To achieve this, 1.5 million chargers need to be installed each year. This is almost ten times the current growth rate.
Looking at more economic and legal troubles on the horizon, the automotive industry is hoping to review current CO2 regulations.
“Meeting the strict car and van CO2 targets for 2030 and 2035 is no longer possible in today’s world,” as the presidents of ACEA and Clepa wrote in Ursula von Der Leyen.
Instead, they are calling for flexibility and pragmatism regarding drivetrain technology (aka the ban on combustion engines) as key rescue ropes for struggling industries.
After all, “You can’t push people into a certain type of car,” Sigrid de Vries said.
For years, electrification has been a major strategy deployed globally by the industry to produce zero-emission vehicles, in response to the critical quests of policymakers.
Additionally, these vehicles are increasingly connected, capable of exchanging information with other vehicles and roadside infrastructure, increasingly relying on chips and software to become high-performance “computers on the wheels.”
As a result, new companies in the battery and high-tech sector entered the automotive market and jumped over traditional automakers.

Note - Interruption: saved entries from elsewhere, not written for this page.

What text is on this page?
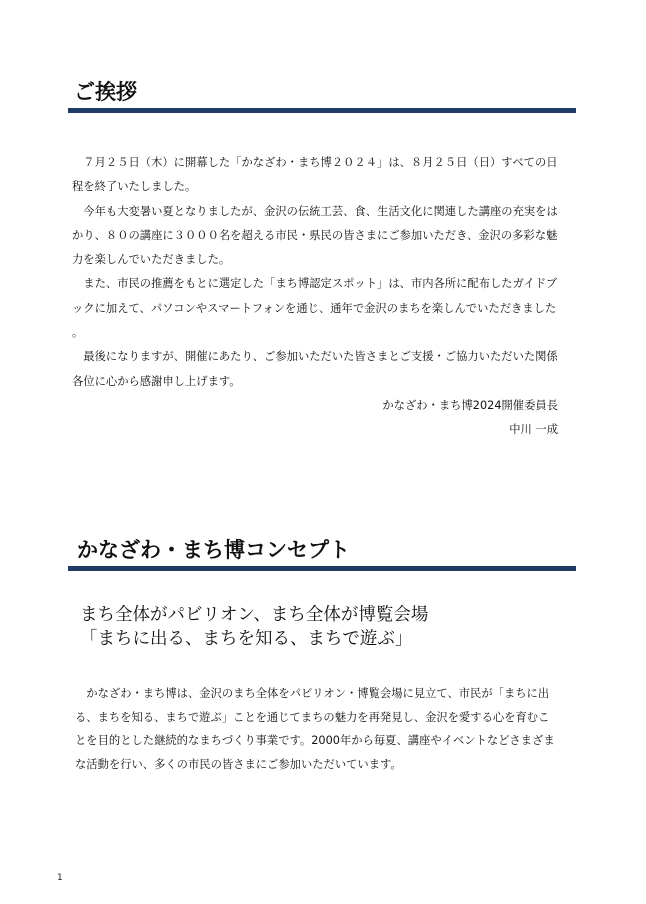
ご挨拶

７月２５日（木）に開幕した「かなざわ・まち博２０２４」は、８月２５日（日）すべての日程を終了いたしました。

今年も大変暑い夏となりましたが、金沢の伝統工芸、食、生活文化に関連した講座の充実をはかり、８０の講座に３０００名を超える市民・県民の皆さまにご参加いただき、金沢の多彩な魅力を楽しんでいただきました。

また、市民の推薦をもとに選定した「まち博認定スポット」は、市内各所に配布したガイドブックに加えて、パソコンやスマートフォンを通じ、通年で金沢のまちを楽しんでいただきました。

最後になりますが、開催にあたり、ご参加いただいた皆さまとご支援・ご協力いただいた関係各位に心から感謝申し上げます。

かなざわ・まち博2024開催委員長

中川 一成

かなざわ・まち博コンセプト
まち全体がパビリオン、まち全体が博覧会場
「まちに出る、まちを知る、まちで遊ぶ」

かなざわ・まち博は、金沢のまち全体をパビリオン・博覧会場に見立て、市民が「まちに出る、まちを知る、まちで遊ぶ」ことを通じてまちの魅力を再発見し、金沢を愛する心を育むことを目的とした継続的なまちづくり事業です。2000年から毎夏、講座やイベントなどさまざまな活動を行い、多くの市民の皆さまにご参加いただいています。

1
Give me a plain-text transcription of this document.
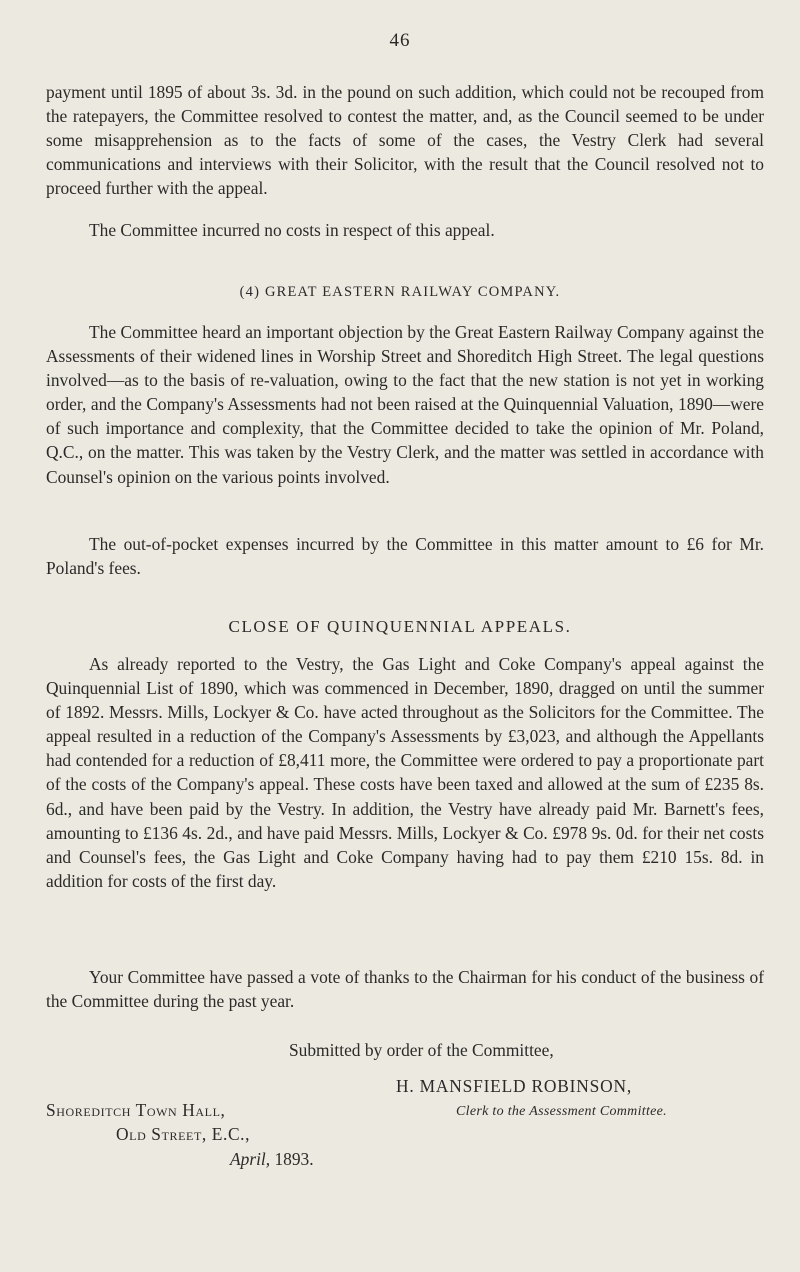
46

payment until 1895 of about 3s. 3d. in the pound on such addition, which could not be recouped from the ratepayers, the Committee resolved to contest the matter, and, as the Council seemed to be under some misapprehension as to the facts of some of the cases, the Vestry Clerk had several communications and interviews with their Solicitor, with the result that the Council resolved not to proceed further with the appeal.

The Committee incurred no costs in respect of this appeal.

(4) GREAT EASTERN RAILWAY COMPANY.

The Committee heard an important objection by the Great Eastern Railway Company against the Assessments of their widened lines in Worship Street and Shoreditch High Street. The legal questions involved—as to the basis of re-valuation, owing to the fact that the new station is not yet in working order, and the Company's Assessments had not been raised at the Quinquennial Valuation, 1890—were of such importance and complexity, that the Committee decided to take the opinion of Mr. Poland, Q.C., on the matter. This was taken by the Vestry Clerk, and the matter was settled in accordance with Counsel's opinion on the various points involved.

The out-of-pocket expenses incurred by the Committee in this matter amount to £6 for Mr. Poland's fees.

CLOSE OF QUINQUENNIAL APPEALS.

As already reported to the Vestry, the Gas Light and Coke Company's appeal against the Quinquennial List of 1890, which was commenced in December, 1890, dragged on until the summer of 1892. Messrs. Mills, Lockyer & Co. have acted throughout as the Solicitors for the Committee. The appeal resulted in a reduction of the Company's Assessments by £3,023, and although the Appellants had contended for a reduction of £8,411 more, the Committee were ordered to pay a proportionate part of the costs of the Company's appeal. These costs have been taxed and allowed at the sum of £235 8s. 6d., and have been paid by the Vestry. In addition, the Vestry have already paid Mr. Barnett's fees, amounting to £136 4s. 2d., and have paid Messrs. Mills, Lockyer & Co. £978 9s. 0d. for their net costs and Counsel's fees, the Gas Light and Coke Company having had to pay them £210 15s. 8d. in addition for costs of the first day.

Your Committee have passed a vote of thanks to the Chairman for his conduct of the business of the Committee during the past year.

Submitted by order of the Committee,

H. MANSFIELD ROBINSON,

Shoreditch Town Hall,	Clerk to the Assessment Committee.

Old Street, E.C.,

April, 1893.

And here, most European companies are still lagging behind their Asian rivals in electric vehicle innovation. 2024, Only one electric vehicle was built in the EU.Volkswagen ID.3.

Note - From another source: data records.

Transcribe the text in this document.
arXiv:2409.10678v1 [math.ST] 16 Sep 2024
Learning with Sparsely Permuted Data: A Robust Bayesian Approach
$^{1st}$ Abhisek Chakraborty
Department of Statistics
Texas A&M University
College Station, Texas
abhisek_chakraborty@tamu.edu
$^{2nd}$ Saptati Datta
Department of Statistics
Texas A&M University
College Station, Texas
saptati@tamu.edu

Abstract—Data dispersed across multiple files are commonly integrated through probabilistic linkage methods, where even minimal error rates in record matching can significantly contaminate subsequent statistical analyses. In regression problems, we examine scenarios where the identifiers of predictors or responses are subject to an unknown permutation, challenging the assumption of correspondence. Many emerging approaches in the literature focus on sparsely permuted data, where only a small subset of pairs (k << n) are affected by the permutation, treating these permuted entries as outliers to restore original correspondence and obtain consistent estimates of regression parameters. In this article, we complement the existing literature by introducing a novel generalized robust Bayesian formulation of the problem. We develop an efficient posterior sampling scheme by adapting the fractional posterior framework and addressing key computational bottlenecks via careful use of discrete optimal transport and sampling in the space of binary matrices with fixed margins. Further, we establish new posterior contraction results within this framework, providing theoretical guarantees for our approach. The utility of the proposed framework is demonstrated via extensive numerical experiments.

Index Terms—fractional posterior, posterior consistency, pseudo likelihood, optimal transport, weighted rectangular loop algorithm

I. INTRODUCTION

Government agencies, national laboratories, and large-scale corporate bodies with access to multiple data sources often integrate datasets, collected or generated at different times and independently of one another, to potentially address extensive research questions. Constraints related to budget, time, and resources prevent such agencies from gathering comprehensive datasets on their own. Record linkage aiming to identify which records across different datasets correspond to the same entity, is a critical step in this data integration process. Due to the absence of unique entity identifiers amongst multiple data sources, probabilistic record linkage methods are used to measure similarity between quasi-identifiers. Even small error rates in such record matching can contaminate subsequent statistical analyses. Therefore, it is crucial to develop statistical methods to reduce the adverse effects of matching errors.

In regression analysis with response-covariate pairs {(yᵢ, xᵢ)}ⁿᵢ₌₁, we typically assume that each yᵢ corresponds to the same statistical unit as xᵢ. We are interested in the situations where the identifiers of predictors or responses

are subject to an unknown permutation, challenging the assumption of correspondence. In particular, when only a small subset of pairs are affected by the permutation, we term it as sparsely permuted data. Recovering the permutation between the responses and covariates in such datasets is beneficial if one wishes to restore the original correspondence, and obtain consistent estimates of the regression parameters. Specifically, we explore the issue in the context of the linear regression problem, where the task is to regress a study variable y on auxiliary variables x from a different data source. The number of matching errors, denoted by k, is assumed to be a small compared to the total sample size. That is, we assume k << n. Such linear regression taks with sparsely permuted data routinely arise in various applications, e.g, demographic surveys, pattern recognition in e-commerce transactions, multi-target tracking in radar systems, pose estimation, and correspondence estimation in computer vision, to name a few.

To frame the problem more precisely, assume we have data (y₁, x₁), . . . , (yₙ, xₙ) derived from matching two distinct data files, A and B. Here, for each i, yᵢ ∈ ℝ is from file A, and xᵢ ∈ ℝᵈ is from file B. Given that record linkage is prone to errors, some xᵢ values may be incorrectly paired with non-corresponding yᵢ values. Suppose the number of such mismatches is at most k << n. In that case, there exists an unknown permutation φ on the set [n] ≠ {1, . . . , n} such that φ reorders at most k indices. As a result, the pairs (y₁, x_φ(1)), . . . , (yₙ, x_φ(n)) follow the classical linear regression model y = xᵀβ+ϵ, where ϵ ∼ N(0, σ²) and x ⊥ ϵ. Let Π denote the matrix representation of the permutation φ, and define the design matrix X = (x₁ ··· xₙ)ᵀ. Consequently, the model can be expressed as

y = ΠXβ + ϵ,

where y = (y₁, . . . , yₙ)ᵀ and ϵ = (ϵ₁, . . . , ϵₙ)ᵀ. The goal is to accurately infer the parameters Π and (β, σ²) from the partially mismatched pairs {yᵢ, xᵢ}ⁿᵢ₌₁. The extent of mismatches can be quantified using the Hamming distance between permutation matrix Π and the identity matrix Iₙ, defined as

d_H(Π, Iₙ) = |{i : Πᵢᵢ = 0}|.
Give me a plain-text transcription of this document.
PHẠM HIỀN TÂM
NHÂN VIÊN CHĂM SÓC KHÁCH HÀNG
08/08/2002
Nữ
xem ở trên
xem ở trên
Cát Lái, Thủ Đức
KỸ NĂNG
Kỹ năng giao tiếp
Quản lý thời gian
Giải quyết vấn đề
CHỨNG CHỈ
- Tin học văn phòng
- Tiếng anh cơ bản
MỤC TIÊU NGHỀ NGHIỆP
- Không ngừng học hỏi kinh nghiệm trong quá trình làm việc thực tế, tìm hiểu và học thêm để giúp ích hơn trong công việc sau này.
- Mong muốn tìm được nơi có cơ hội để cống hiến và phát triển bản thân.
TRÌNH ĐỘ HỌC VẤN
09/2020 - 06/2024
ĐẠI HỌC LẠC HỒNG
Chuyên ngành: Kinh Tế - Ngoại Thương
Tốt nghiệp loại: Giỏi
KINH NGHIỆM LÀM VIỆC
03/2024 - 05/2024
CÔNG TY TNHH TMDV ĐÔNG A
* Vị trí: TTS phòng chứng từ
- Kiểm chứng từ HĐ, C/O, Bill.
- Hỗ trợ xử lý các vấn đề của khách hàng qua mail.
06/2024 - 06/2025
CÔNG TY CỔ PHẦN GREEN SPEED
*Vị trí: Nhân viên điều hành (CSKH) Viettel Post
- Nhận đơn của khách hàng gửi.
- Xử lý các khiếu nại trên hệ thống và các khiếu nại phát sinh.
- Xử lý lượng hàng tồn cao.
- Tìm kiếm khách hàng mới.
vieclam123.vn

In this context, China is on the rise as global battery production and quasi-controlled labor costs leads to an increasing number of electric vehicle manufacturing hubs, where Chinese cars are becoming increasingly competitive.
And the People’s Republic remains the much larger global market.
Last year, Germany’s Trade & Investment found that over 32 million vehicles were sold in China, half of which were sold (11 million in the European Union and 15 million in the US).
This week, the number of participating Chinese companies rose to the highest level, up 40% at the IAA Mobility Industry Show in Munich, the world’s largest.
China’s rule and US tariffs
With China’s increasing control along with Donald Trump’s tariffs on European cars, as a report by former Italian PM and the ECB on the competitiveness of the EU, the European auto industry has put great pressure on developing the industry’s resilience to quickly adapt to the new environment and counter China. President Draghi pointed out.
Other experts advocate for more cooperation with the Chinese.
“We need to have a close relationship with China, not distance ourselves. They hold all the cards, so it’s stupid not to work with China,” Ferdinand Dudenheffer, economist and director of German Centre Automotive Studies (CAR), told Euroneus.
“This requires political support. What we don’t need is China’s bashing.”
What is at stake is the survival of the European automotive industry, and is widely regarded as the industrial backbone of the European economy, supporting more than 13 million direct and indirect employment (over 6% of the total EU employment) and contributes about 1 trillion euros to the EU’s gross domestic product.
In Germany, Sweden, and several Eastern European countries, the automotive industry accounts for more than 10% of the manufacturing workforce.
So, when Germany, Europe’s largest economy, lost 50,000 jobs in the automotive sector last year alone, the shockwave was felt everywhere.
The country is some of the most famous car manufacturers in history, but their survival is not guaranteed forever.
Look at the UK, where the automotive industry once dominated. But today, 100% of the UK brand remains. This is a family-owned Morgan, who manufactures handmade sports cars.
“We won’t be able to come back if all our jobs are lost and all our factories are closed,” Dudenhoffer said.
“So, if the automotive industry struggles and declines, the general economic perspective in Europe could be devastating for years to come.”